2) After resource leveling, monitor the total daily or weekly planned work values at the resource level. If Bob shows more that 25% allocation in the given time period, you may need to drill into the schedule and modify task relationships to correct the issue.

Peak Units is a bit simpler. Peak Units is a calculated field at the task assignment level. Still using Bob, if we assigned him to a new 40 hour Fixed Units task at 100%, Project would calculate a weeks duration and the Peak Units will show 100%. If however, we start messing with manual overrides such as making the task Fixed Duration and assigning the duration to be 3 days, the Peak Units will recalculate to show what Bob would actually have to do to complete that effort in 3 days. Which I think in this example, means Bob’s Peak allocation on that task would show 140%. Meaning he must work 140% of his normal calendar day to make that 3 day duration.
Finding these problems and correcting them is pretty straight forward.

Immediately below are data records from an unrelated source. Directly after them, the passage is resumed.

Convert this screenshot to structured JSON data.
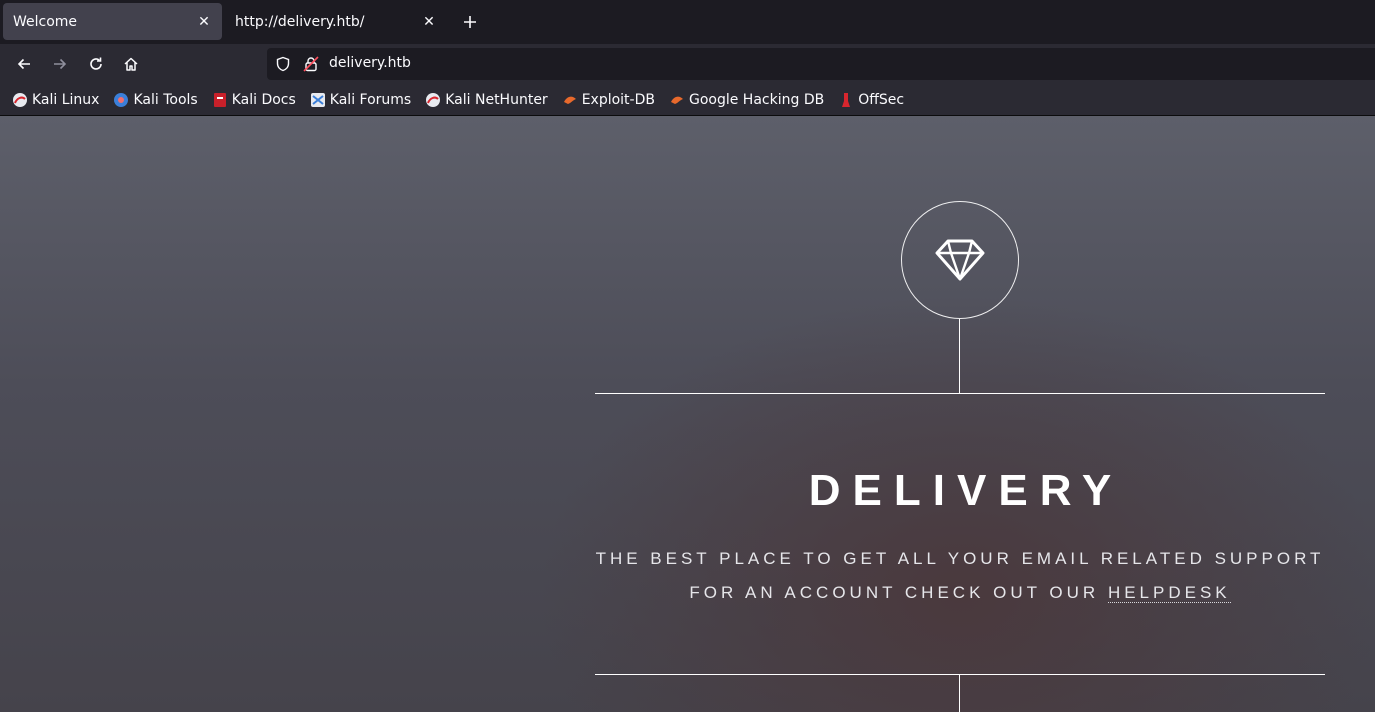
{
  "tabs": [
    {
      "title": "Welcome",
      "active": true
    },
    {
      "title": "http://delivery.htb/",
      "active": false
    }
  ],
  "nav": {
    "url": "delivery.htb"
  },
  "bookmarks": [
    {
      "label": "Kali Linux",
      "icon": "kali-dragon-icon"
    },
    {
      "label": "Kali Tools",
      "icon": "kali-tools-icon"
    },
    {
      "label": "Kali Docs",
      "icon": "kali-docs-icon"
    },
    {
      "label": "Kali Forums",
      "icon": "kali-forums-icon"
    },
    {
      "label": "Kali NetHunter",
      "icon": "kali-nethunter-icon"
    },
    {
      "label": "Exploit-DB",
      "icon": "exploit-db-icon"
    },
    {
      "label": "Google Hacking DB",
      "icon": "ghdb-icon"
    },
    {
      "label": "OffSec",
      "icon": "offsec-icon"
    }
  ],
  "page": {
    "title": "DELIVERY",
    "tagline_line1": "THE BEST PLACE TO GET ALL YOUR EMAIL RELATED SUPPORT",
    "tagline_line2_prefix": "FOR AN ACCOUNT CHECK OUT OUR ",
    "helpdesk_link": "HELPDESK",
    "logo_icon": "diamond-icon"
  },
  "colors": {
    "tab_bg": "#1c1b22",
    "active_tab": "#42414d",
    "toolbar": "#2b2a33",
    "text": "#fbfbfe"
  }
}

Create a view that includes the Peak Units field. I suggest adding it to the Max Units view discussed above. Manually scan for Peak Units exceeding the resource Max Units and/or the Task Assignment Units values. As noted, when a discrepancy is found, you’ll need to manually research the issue and resolve. Typically this occurs because the PM placed some form of a manual constraint on the task such as making if Fixed Duration with insufficient duration or manually entering a Finish date which also creates the manual constraint. Remove that constraint and the issue will disappear.